Ah ! que nos ancêtres étaient encore à la fête! Deux jardinets bien séparés se portaient secours ou couraient se prêter main forte, celui du vide et celui du temps qui l'arpentait. Voyez comme le mouvement endossait complaisamment la redingote des heures, voyez comme nos cadrans en mesuraient le parcours et la dégaine, voyez comme nos horloges permettaient au néant de se peupler d'atomes, voyez comme la matière permettait au temps de courir à toute allure ou avec lenteur, voyez comme les substances se ficelaient à l'écoute du tic tac de nos pendules, voyez comme la dromomanie de la matière se laissait domestiquer par nos clepsydres ! Aussi longtemps que le rien et le temps campaient sur leurs repères respectifs et se communiquaient force renseignements dûment vérifiables, il nous suffisait d'introduire la balance fictive de nos équations dans l'univers providentiellement répétitif qui nous avait été donné en partage pour que nos formules algébriques servissent à la fois de clés et de répliques oraculaires au cosmos. En ces temps reculés, nos calculs immolaient le mutisme de l'immensité, en ces temps reculés, la matière nous criait que sa prévisibilité la rendait loquace en diable sur les chemins de nos "lumières naturelles".

5 - Et maintenant …Israël

Et maintenant, voyez à quel naufrage de notre signalétique générale nos mathématiques ont conduit notre raison d'hier, voyez comme un espace et une durée devenus flottants ont englouti le jeu de tric-trac du "sens" auquel nos cadrans solaires se livraient avec l'infini : nous voici tout disloqués par les diastoles et les systoles du cosmos. Dites-vous bien que le temps s'est au mouvement en est devenu le souverain, dites-vous bien que la vitesse de la lumière a ralenti la course des heures et que les rênes du soleil freinent et domptent la durée, dites-vous bien que le temps et la matière ont convolé en justes noces, mais jouent à cache-cache dans l'étendue, dites-vous bien que la fainéantise avec laquelle nous nous traînons dans le cosmos ne cesse de signer notre arrêt de mort et que si nous accélérions notre trot au point de rivaliser avec la galopade des photons, nous saurions que nos savants d'autrefois sont devenus sots et aveugles et qu'ils voudraient n'en faire qu'à leur tête. Figurez-vous qu'ils ne calculent plus que l'étendue et l'espace qu'occupent les astres et qu'ils limitent l'arène de nos essoufflements à quinze milliards d'années-lumière ; mais si vous leur demandez ce qu'ils font du vide sans cesse rouvert au-delà de la frontière qu'ils auront craintivement tracée, vous les verrez arrêter le temps afin de se bâtir une demeure mesurable.

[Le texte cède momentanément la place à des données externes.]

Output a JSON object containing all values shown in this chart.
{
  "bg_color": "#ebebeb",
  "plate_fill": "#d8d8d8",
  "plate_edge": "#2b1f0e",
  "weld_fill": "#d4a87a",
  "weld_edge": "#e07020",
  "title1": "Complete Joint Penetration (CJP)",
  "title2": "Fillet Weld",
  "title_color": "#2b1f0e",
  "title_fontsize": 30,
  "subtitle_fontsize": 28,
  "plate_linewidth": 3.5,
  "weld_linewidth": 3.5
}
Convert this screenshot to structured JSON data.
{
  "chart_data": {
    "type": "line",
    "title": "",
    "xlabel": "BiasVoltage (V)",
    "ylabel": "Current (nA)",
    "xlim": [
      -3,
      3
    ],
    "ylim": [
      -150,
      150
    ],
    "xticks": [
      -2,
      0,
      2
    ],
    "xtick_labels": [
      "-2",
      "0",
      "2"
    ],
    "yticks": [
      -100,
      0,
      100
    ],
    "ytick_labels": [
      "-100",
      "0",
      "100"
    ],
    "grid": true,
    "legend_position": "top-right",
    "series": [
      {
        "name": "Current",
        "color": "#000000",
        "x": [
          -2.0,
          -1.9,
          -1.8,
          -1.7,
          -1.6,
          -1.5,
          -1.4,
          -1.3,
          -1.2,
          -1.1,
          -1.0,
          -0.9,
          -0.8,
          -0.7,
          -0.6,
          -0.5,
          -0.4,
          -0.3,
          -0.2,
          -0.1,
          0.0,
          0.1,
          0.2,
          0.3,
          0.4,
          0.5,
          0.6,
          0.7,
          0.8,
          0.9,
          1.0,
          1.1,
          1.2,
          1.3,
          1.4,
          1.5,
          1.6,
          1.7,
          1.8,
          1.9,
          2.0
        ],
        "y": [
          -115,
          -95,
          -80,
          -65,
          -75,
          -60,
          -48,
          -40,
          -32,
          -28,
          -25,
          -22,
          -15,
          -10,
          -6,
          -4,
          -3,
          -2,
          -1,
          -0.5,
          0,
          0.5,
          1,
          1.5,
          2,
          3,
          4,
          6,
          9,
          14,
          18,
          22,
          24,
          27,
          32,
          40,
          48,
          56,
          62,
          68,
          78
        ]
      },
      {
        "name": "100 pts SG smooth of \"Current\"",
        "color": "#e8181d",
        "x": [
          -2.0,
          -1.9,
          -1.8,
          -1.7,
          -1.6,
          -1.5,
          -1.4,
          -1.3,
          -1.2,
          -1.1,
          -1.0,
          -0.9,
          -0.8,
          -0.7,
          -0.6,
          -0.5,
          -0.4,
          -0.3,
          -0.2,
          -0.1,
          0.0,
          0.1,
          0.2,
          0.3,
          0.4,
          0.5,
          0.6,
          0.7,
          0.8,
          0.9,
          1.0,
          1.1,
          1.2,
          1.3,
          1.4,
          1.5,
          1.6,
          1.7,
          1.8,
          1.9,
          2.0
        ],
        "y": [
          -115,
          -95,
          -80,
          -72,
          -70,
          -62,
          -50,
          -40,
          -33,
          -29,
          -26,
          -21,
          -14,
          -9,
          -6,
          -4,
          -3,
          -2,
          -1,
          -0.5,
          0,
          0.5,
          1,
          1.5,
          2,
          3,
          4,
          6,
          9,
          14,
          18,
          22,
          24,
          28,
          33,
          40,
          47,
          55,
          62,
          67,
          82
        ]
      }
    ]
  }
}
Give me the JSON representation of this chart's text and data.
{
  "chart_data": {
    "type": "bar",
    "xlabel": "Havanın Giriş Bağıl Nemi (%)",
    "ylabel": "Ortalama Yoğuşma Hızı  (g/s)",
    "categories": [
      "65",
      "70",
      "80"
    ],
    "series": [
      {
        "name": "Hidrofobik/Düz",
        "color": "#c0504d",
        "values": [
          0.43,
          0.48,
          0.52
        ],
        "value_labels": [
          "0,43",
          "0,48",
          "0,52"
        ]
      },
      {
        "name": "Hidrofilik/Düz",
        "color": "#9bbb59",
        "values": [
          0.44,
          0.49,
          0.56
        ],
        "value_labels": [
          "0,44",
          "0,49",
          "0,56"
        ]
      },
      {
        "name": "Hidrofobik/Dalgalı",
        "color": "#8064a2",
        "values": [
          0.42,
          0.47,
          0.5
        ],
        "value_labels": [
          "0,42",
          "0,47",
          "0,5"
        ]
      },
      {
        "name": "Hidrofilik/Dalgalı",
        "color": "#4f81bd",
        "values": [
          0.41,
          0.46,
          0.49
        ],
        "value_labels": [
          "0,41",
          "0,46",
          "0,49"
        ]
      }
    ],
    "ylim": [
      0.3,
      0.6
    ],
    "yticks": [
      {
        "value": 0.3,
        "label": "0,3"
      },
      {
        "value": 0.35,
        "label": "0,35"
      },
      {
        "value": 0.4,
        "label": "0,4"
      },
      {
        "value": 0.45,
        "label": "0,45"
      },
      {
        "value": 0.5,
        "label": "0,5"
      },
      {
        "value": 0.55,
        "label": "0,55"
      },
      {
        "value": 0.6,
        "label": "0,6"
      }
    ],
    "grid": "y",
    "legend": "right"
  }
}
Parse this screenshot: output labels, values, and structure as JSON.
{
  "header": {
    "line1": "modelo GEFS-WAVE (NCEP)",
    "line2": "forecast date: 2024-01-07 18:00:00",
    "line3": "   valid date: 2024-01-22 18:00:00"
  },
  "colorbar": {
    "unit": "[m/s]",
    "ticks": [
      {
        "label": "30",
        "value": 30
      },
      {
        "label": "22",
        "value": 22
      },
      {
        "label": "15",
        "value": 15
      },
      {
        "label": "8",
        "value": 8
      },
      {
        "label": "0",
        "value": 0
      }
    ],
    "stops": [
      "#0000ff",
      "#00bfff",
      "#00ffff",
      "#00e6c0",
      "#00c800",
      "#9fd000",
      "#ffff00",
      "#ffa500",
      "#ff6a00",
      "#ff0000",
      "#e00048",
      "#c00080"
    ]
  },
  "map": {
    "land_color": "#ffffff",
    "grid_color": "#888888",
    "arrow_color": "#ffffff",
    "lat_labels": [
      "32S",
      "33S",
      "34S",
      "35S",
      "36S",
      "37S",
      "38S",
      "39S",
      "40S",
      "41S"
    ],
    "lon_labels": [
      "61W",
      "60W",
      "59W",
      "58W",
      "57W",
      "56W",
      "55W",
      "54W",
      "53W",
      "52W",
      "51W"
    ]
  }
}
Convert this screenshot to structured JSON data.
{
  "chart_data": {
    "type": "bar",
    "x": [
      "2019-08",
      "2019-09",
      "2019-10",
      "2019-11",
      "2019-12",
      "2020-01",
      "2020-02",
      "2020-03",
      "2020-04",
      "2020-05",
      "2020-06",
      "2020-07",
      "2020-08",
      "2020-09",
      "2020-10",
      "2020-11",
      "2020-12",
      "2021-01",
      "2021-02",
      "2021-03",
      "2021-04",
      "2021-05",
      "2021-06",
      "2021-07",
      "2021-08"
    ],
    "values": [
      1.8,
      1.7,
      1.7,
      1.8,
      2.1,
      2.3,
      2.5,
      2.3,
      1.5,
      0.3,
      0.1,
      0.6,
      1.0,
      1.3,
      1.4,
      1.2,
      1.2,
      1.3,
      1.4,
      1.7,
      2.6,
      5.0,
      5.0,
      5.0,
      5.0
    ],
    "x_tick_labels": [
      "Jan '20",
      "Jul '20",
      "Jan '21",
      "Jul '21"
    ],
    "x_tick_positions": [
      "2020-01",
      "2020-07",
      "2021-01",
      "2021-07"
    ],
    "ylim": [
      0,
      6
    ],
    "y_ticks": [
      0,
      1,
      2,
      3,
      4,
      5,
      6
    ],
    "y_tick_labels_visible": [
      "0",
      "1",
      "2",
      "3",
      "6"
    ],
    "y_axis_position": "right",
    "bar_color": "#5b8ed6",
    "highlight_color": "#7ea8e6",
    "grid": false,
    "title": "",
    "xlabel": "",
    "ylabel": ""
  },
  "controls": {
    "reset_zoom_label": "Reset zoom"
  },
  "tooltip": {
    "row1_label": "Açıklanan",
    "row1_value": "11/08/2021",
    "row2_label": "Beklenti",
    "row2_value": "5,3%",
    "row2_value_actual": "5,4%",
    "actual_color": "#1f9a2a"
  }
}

Mais sachez que Chronos a cessé de battre la mesure dans le cosmos, sachez que la substance de nos corps nous a séparés du temps dont la coulée uniforme rythmait nos jours d'autrefois, sachez que le père d'Ouranos et de Gaia est devenu le poumon fantasque de l'infini ou la "montre molle" de Salvador Dali. Comment retrouverons-nous les arpents et les lopins de l'espace et du temps bien sages et bien sarclés de nos ancêtres? Comment retrouverons-nous jamais les ratissages de nos vieux entremetteurs, qui nous payaient rubis sur l'ongle et qui veillaient à la sacralité de nos chemins? L'angoisse est devenue le gouvernail de notre négoce avec nos heures.

Par bonheur la postérité de nos grands philosophes prend des chemins nouveaux. Car si nous commençons d'observer les tailleurs parcimonieux du temps des pommes et des pommiers que la physique d'Aristote croyait avoir répertoriés et si nous savons maintenant que la causalité et le déterminisme, par exemple, n'ont pas davantage de substance que Dieu ou l'Etat; et si nous avons appris à nos dépens que les " lois de la nature" n'incarnent nullement les déités verbales qui les élevaient dans le ciel de la théorie, Israël fera débarquer à son tour et sans le savoir la véritable postérité cérébrale de Descartes à la fois dans la géopolitique et dans l'anthropologie moderne ; car même si l'Etat juif parvenait à sembler s'incarner un instant sur la terre, jamais il ne substantifiera ni le sionisme, ni le grand Israël. Observons donc comment certains concepts trompent leur monde plus longtemps que d'autres et demandons-leur des comptes.

6 - Israël et l'avenir de l'anthropologie philosophique moderne

La France, par exemple, croit dur comme fer et depuis quelque deux mille ans qu'elle est à portée de main de ses géomètres et de ses topographes, la France de Vercingétorix s'imagine que son territoire l'incarne aux yeux de ses ridicules arpenteurs. Mais les Etats censés durer n'existent pas davantage sur la terre que ceux qui demeurent privés de leur pétrification illusoire sur un territoire; car, en tant que tel, un Etat est toujours un personnage exclusivement mental, comme l'Elisabeth de "l'esprit" se réduisait à un signe, un signal, un symbole que sa chair, son sang et ses os échouaient à substantifier. A quels certificats de "l'esprit" le verbe exister en appelle-t-il si les constats d'huissier et les actes notariaux n' attestent pas le sens de nos signifiants?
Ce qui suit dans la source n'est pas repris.